MoA-VR: A Mixture-of-Agents System Towards All-in-One Video Restoration

Lu Liu¹, Chunlei Cai², Shaocheng Shen¹, Jianfeng Liang¹, Weimin Ouyang¹, Tianxiao Ye², Jian Mao², Huiyu Duan¹, Jiangchao Yao¹, Xiaoyun Zhang¹, Qiang Hu,*¹, Guangtao Zhai¹

¹Shanghai Jiao Tong University, ²Bilibili Inc.

arXiv Code

Overview of the agents in MoA-VR. MoA-VR restores low-quality video clips with complex degradations through the collaboration of three agents: the degradation identification agent, the routing and restoration agent, and the quality assessment agent.

Real-world videos often suffer from complex degra- dations, such as noise, compression artifacts, and low-light distortions, due to diverse acquisition and transmission conditions. Existing restoration methods typically require professional manual selection of specialized models or rely on monolithic architectures that fail to generalize across varying degradations. Inspired by expert experience, we propose MoA-VR, the first Mixture-of-Agents Video Restoration system that mimics the reasoning and processing procedures of human professionals through three coordinated agents: Degradation Identification, Routing and Restoration, and Restoration Quality Assessment. Specifically, we construct a large-scale and high-resolution video degradation recognition benchmark and build a vision-language model (VLM) driven degradation identifier. We further introduce a self-adaptive router powered by large language models (LLMs), which autonomously learns effective restoration strategies by observing tool usage patterns. To assess intermediate and final processed video quality, we construct the Restored Video Quality (Res-VQ) dataset and design a dedicated VLM-based video quality assessment (VQA) model tailored for restoration tasks. Extensive experiments demonstrate that MoA-VR effectively handles diverse and compound degradations, consistently out- performing existing baselines in terms of both objective metrics and perceptual quality. These results highlight the potential of integrating multimodal intelligence and modular reasoning in general-purpose video restoration systems.

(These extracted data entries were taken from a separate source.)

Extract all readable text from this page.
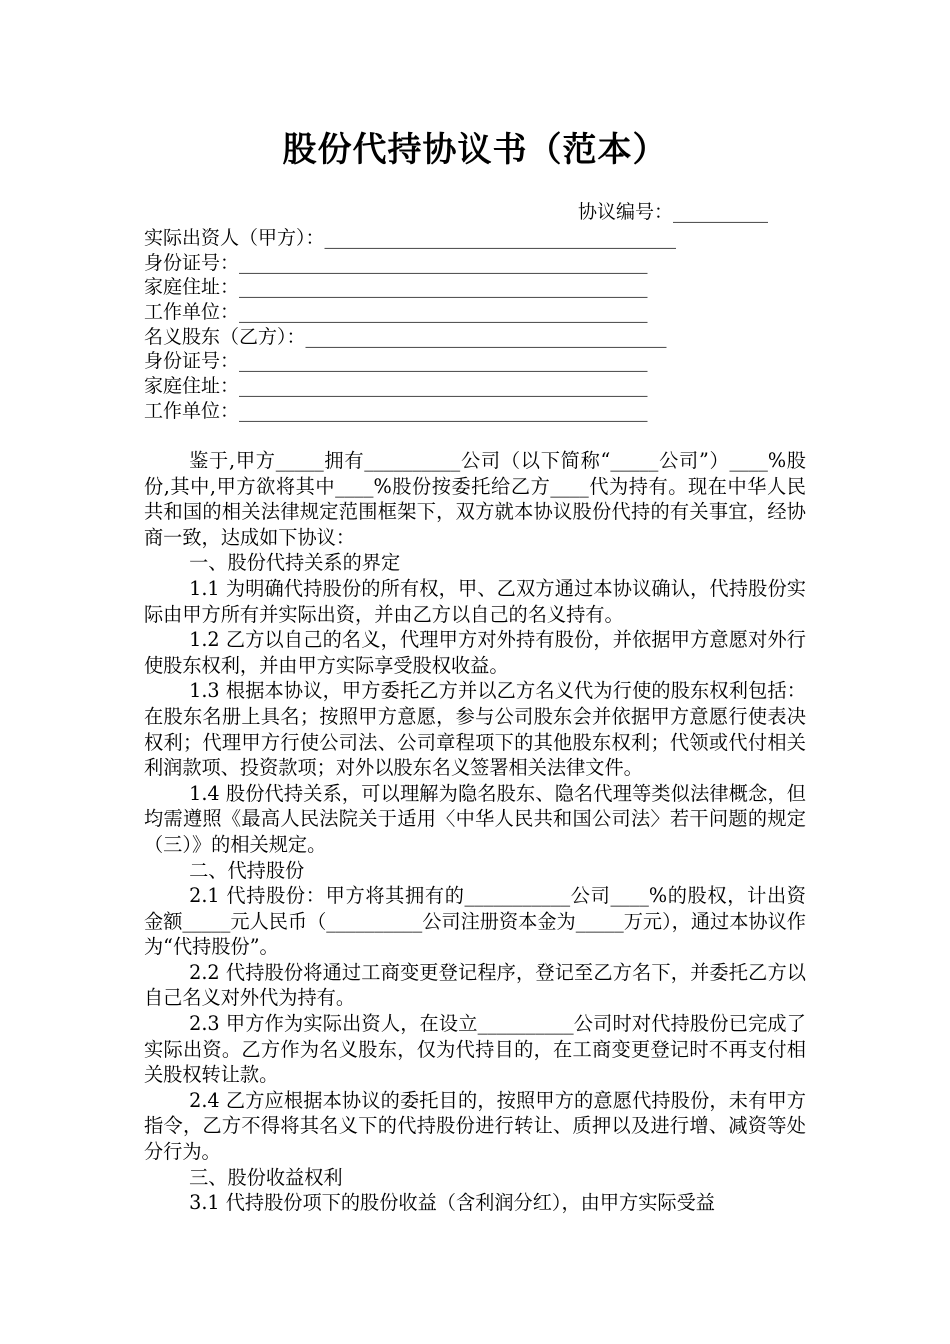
股份代持协议书（范本）
协议编号：__________
实际出资人（甲方）：_____________________________________
身份证号：___________________________________________
家庭住址：___________________________________________
工作单位：___________________________________________
名义股东（乙方）：______________________________________
身份证号：___________________________________________
家庭住址：___________________________________________
工作单位：___________________________________________

鉴于,甲方_____拥有__________公司（以下简称“_____公司”）____%股份,其中,甲方欲将其中____%股份按委托给乙方____代为持有。现在中华人民共和国的相关法律规定范围框架下，双方就本协议股份代持的有关事宜，经协商一致，达成如下协议：

一、股份代持关系的界定

1.1 为明确代持股份的所有权，甲、乙双方通过本协议确认，代持股份实际由甲方所有并实际出资，并由乙方以自己的名义持有。

1.2 乙方以自己的名义，代理甲方对外持有股份，并依据甲方意愿对外行使股东权利，并由甲方实际享受股权收益。

1.3 根据本协议，甲方委托乙方并以乙方名义代为行使的股东权利包括：在股东名册上具名；按照甲方意愿，参与公司股东会并依据甲方意愿行使表决权利；代理甲方行使公司法、公司章程项下的其他股东权利；代领或代付相关利润款项、投资款项；对外以股东名义签署相关法律文件。

1.4 股份代持关系，可以理解为隐名股东、隐名代理等类似法律概念，但均需遵照《最高人民法院关于适用〈中华人民共和国公司法〉若干问题的规定（三）》的相关规定。

二、代持股份

2.1 代持股份：甲方将其拥有的___________公司____%的股权，计出资金额_____元人民币（__________公司注册资本金为_____万元），通过本协议作为“代持股份”。

2.2 代持股份将通过工商变更登记程序，登记至乙方名下，并委托乙方以自己名义对外代为持有。

2.3 甲方作为实际出资人，在设立__________公司时对代持股份已完成了实际出资。乙方作为名义股东，仅为代持目的，在工商变更登记时不再支付相关股权转让款。

2.4 乙方应根据本协议的委托目的，按照甲方的意愿代持股份，未有甲方指令，乙方不得将其名义下的代持股份进行转让、质押以及进行增、减资等处分行为。

三、股份收益权利

3.1 代持股份项下的股份收益（含利润分红），由甲方实际受益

Degradation Identification Agent Ai

The overall framework of Ai. Ai can evaluate all types of degradation levels in an all-in-one framework. It can process videos, along with prompts, to identify the degradations. It consists of a vision encoder to extract both spatial and temporal features and a text tokenizer to tokenize the input prompts. These features are projected into the same space by trained projectors. A pre-trained LLM is utilized to fuse the features while fine-tuned with LoRA.

Routing and Restoration Agent Ar

Illumination of degradation removal process by Routing and Restoration Agent Ar. Ar is able to route the degradation removal orders, rollback when restoration fails, reroute to another degradation removal orders.

Quality Assessment Agent Aa

An overview of quality assessment agent Aa. It consists of three feature encoders, including an image feature extractor for extracting spatial features from sparse video frames, a motion feature extractor for extracting motion features from the entire video, and a text encoder for extracting aligned text features from prompts. The extracted features are then aligned through projectors and fed into a pre-trained LLM to generate the output results. LoRA weights are introduced to the pre-trained image encoder and the large language model to adapt the models to the quality assessment task.

Agent Collaboration and Closed-Loop Design

MoA-VR incorporates three specialized agents within a closed-loop architecture. For a low-quality input video, Ai identifies the degradation type and level; Ar generates a degradation removal plan and then invokes the corresponding restoration toolbox; Aa assesses all the intermediate results and chooses the best quality one. Then Ai identifies whether the previous restoration was successful. If it fails, Ar rolls back and reroutes; if successful, Ar follows the previous plan. This loop continues until all degradations are removed.